For f = 1×10^-4 s-1 appropriate to 45° latitude, g = 9.81 m/s^{2} and D = 4 km, L_{R} ≈ 2000 km; using the same latitude and gravity but changing D to 40 m; L_{R} ≈ 200 km.

The nth baroclinic Rossby radius is:
 $L_{R, n} \equiv \frac{NH}{n \pi f_0}$, where $N$ is the Brunt–Väisälä frequency, $H$ is the scale height, and n = 1, 2, ... .

In Earth's atmosphere, the ratio N/f_{0} is typically of order 100, so the Rossby radius is about 100 times the vertical scale height, H. For a vertical scale associated with the height of the tropopause, L_{R,1} ≈ 1000 km, which is the predominant scale seen on weather charts for cyclones and anticyclones. This is commonly called the synoptic scale.

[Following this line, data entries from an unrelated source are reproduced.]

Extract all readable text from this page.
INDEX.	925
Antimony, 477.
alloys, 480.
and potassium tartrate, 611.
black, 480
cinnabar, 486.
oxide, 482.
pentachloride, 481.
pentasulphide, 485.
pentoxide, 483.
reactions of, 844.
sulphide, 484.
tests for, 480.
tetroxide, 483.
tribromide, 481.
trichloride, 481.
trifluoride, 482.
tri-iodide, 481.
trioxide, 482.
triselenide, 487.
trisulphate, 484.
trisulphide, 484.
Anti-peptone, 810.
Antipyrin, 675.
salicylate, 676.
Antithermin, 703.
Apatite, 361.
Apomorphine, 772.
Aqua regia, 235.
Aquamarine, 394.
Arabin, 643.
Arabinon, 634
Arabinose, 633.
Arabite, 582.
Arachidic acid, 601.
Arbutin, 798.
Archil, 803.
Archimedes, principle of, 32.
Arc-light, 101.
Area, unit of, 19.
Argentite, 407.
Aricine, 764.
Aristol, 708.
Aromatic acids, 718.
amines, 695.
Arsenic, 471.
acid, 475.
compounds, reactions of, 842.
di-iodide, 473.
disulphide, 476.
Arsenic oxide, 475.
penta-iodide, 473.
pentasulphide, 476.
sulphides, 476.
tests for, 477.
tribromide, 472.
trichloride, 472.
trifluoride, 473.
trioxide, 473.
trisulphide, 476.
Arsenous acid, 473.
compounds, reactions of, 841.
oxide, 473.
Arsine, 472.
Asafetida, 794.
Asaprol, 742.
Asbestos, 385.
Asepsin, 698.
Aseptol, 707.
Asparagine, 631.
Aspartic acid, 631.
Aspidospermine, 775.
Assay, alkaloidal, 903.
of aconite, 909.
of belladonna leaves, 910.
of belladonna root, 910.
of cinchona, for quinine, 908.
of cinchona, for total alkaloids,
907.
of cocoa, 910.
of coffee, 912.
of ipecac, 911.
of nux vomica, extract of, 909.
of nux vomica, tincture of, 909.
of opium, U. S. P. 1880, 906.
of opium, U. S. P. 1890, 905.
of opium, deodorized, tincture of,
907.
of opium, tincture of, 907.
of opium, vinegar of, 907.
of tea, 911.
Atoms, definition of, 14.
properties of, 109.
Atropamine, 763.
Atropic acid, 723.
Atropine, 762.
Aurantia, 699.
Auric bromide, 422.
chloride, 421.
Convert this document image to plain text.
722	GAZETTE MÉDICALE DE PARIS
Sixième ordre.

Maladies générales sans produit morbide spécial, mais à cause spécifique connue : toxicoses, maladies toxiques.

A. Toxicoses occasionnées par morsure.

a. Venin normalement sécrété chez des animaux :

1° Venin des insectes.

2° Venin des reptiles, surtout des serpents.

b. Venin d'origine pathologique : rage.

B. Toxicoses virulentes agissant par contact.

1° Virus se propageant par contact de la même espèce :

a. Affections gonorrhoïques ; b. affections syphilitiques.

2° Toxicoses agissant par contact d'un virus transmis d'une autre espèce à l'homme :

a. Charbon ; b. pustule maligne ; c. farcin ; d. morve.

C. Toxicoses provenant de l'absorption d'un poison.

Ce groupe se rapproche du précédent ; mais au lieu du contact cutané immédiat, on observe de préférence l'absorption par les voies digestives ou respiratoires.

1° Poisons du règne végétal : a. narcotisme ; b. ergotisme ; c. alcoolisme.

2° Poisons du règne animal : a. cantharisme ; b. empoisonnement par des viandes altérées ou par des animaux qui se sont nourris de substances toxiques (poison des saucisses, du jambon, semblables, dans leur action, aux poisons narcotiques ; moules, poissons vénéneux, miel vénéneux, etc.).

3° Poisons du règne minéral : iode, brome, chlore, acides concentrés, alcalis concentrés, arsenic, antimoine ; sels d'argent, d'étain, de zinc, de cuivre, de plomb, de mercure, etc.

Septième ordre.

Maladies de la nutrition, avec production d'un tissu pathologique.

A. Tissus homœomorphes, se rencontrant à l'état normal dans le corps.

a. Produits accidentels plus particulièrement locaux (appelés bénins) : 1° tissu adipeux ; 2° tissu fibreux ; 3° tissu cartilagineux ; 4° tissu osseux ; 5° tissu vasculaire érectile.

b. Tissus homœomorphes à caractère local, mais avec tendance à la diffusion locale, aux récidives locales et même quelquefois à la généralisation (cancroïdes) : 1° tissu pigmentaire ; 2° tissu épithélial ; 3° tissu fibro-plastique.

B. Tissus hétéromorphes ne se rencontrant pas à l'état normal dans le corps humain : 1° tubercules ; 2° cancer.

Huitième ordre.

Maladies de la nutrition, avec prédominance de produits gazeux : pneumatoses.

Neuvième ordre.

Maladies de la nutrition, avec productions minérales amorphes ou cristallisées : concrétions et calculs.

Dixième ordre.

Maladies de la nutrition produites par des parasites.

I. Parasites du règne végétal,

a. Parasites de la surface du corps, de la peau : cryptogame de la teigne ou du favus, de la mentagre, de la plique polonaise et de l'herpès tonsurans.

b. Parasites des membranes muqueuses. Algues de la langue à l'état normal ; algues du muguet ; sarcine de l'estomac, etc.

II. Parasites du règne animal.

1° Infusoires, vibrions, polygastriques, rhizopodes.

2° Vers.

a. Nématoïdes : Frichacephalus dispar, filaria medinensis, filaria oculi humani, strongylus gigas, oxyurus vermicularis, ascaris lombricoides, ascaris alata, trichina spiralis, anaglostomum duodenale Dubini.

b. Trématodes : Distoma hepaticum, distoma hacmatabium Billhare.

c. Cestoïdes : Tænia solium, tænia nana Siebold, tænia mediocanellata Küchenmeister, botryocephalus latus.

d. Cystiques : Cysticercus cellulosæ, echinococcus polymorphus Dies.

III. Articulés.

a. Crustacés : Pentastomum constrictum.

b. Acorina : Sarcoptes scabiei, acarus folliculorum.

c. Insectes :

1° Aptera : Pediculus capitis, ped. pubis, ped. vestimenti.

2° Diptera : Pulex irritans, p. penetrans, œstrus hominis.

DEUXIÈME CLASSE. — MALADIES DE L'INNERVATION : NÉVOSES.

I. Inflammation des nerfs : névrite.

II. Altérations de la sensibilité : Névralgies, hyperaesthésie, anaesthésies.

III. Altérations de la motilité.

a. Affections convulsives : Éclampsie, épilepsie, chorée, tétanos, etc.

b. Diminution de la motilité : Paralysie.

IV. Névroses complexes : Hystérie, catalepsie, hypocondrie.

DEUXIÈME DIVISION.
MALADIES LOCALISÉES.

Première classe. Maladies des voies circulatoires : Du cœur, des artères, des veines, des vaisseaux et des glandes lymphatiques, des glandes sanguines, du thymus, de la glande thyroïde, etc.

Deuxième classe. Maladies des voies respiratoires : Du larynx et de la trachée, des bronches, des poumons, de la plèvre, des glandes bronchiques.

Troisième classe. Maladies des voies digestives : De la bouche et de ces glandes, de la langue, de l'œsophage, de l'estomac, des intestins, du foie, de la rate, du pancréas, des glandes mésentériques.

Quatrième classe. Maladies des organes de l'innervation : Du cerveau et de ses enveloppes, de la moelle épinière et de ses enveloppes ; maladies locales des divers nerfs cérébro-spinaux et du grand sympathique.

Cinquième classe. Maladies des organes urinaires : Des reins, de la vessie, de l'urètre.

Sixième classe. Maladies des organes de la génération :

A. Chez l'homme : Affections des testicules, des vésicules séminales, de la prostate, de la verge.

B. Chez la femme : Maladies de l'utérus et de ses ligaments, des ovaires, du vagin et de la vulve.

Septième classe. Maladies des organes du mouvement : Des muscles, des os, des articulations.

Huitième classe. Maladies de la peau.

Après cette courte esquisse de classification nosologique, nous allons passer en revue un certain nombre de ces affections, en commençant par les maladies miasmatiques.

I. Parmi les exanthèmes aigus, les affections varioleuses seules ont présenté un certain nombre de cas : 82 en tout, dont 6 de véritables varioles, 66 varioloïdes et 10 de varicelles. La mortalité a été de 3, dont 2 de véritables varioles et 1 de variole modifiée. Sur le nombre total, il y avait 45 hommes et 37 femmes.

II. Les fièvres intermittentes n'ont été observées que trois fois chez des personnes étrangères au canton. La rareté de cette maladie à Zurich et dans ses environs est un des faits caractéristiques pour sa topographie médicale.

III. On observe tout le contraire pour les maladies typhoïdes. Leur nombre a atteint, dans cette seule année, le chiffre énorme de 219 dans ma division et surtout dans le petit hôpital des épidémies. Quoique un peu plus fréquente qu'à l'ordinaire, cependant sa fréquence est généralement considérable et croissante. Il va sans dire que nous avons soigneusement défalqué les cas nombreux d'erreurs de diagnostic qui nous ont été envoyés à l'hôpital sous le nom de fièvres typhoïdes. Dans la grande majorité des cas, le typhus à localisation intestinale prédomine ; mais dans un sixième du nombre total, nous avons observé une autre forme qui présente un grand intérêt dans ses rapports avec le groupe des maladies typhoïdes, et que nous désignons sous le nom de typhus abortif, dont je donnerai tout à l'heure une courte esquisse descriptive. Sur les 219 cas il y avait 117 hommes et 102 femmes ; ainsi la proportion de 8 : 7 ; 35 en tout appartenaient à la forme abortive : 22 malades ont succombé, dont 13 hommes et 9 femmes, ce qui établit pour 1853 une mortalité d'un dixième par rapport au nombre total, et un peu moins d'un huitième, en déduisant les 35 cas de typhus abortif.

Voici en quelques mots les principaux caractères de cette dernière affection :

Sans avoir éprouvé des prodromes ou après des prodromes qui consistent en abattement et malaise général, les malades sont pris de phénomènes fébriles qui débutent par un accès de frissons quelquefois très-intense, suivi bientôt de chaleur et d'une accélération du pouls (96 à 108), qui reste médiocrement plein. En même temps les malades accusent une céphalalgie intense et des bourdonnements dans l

In the ocean, the baroclinic Rossby radius varies dramatically with latitude. Near the equator it is larger than 200 km, while in the high latitude regions it is less than 10 km. The size of ocean eddies varies similarly; in low latitude regions, near the equator, eddies are much larger than in high latitude regions.

The associated dimensionless parameter is the Rossby number. Both are named in honor of Carl-Gustav Rossby.